La grande peste de Langres au XVIIe siècle, épisode IV

Précédemment
https://augustinmassin.blogspot.com/2020/10/la-grande-peste-de-langres-au-xviie.html
https://augustinmassin.blogspot.com/2020/10/la-grande-peste-de-langres-au-xviie_19.html
https://augustinmassin.blogspot.com/2020/10/la-grande-peste-de-langres-au-xviie_29.html

Des sentinelles doivent à chaque issue de la ville surveiller les fuyards étrangers qui s'y présentent et ne les recevoir qu'au vu d'un passeport dument légalisé par les autorités de leur lieu d'origine et constatant qu'ils sont indemnes de toute affection suspecte ; faute de quoi, ils sont impitoyablement refusés, et s'ils insistent, "arquebusés" sans autre forme de procès!
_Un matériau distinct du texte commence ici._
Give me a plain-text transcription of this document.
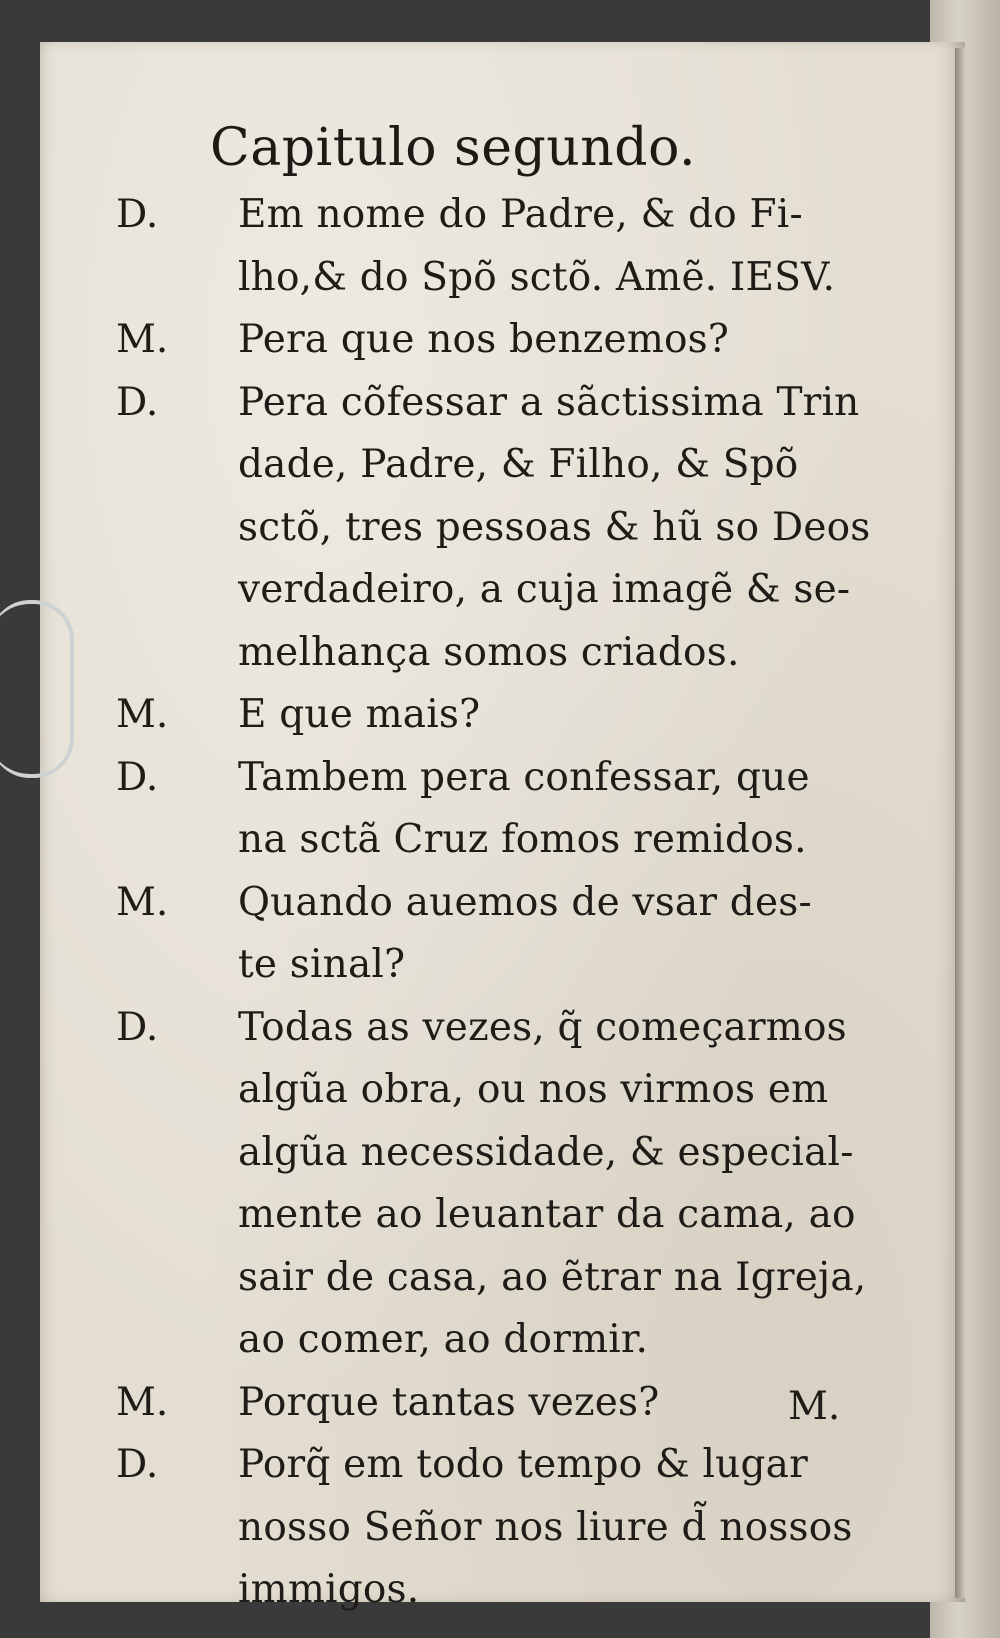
Capitulo segundo.
D. Em nome do Padre, & do Fi-
lho,& do Spõ sctõ. Amẽ. IESV.
M. Pera que nos benzemos?
D. Pera cõfessar a sãctissima Trin
dade, Padre, & Filho, & Spõ
sctõ, tres pessoas & hũ so Deos
verdadeiro, a cuja imagẽ & se-
melhança somos criados.
M. E que mais?
D. Tambem pera confessar, que
na sctã Cruz fomos remidos.
M. Quando auemos de vsar des-
te sinal?
D. Todas as vezes, q̃ começarmos
algũa obra, ou nos virmos em
algũa necessidade, & especial-
mente ao leuantar da cama, ao
sair de casa, ao ẽtrar na Igreja,
ao comer, ao dormir.
M. Porque tantas vezes?
D. Porq̃ em todo tempo & lugar
nosso Señor nos liure d̃ nossos
immigos.
M.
À Langres, on ne badinait pas. Des archers, d'autre part, étaient chargés de courir sus aux chiens et aux chats, fortement soupçonnés de propager l'épidémie, et de les détruire sans merci.
  Pour assurer tous ces services, vous pensez bien qu'il fallait de l'argent et beaucoup. Il est nécessaire, en effet, d'aviser à l'entretien des malades indigents et des mendiants de la ville au nombre imposant de sept cents. Aussi bien, les trois Corps de la Cité : l' Évêque, Mgr Sébastien Zamet (33), représenté par son grand-vicaire, l'abbé Baudot, le Chapitre, par l'abbé Piétrequin, viennent-ils se joindre au Maire et à ses échevins pour voter, le 9 novembre, au Bureau des Pauvres, ancêtre de notre Bureau de Bienfaisance, une somme de 300 livres tournois à prendre sur leurs caisses respectives (34).
  Toutes ces mesures administratives, sanitaires et financières étant prises, tout semblait humainement paré. Il n'y avait plus pour les Langrois qu'à attendre les assauts de l’imminent fléau, lequel vous allez le voir, allait de jour en en jour s'affirmer avec une incroyable violence.
  Les délibérations du Corps de Ville, dans leur laconisme officiel de communiqués, reflètent l'angoisse grandissante qui en marque les étapes.
  La somme de 300 livres votée le 9 novembre se trouve bien vite épuisée. Le 24 décembre, le Maire se voit obligé de prier l' Évêque et le Chapitre de contribuer de tout leur pouvoir à la subsistance des pauvres malades. Mgr Zamet, le fils du riche financier de Lucques, le premier directeur de Port-Royal, ne laisse pas que de se rendre à cette invite. En digne prédécesseur d'un Belsunce [ François-Xavier de Belsunce, Évêque de la ville de Marseille durant la peste de 1720], il veut aller lui-même aux "loges de santé" pour assister les victimes.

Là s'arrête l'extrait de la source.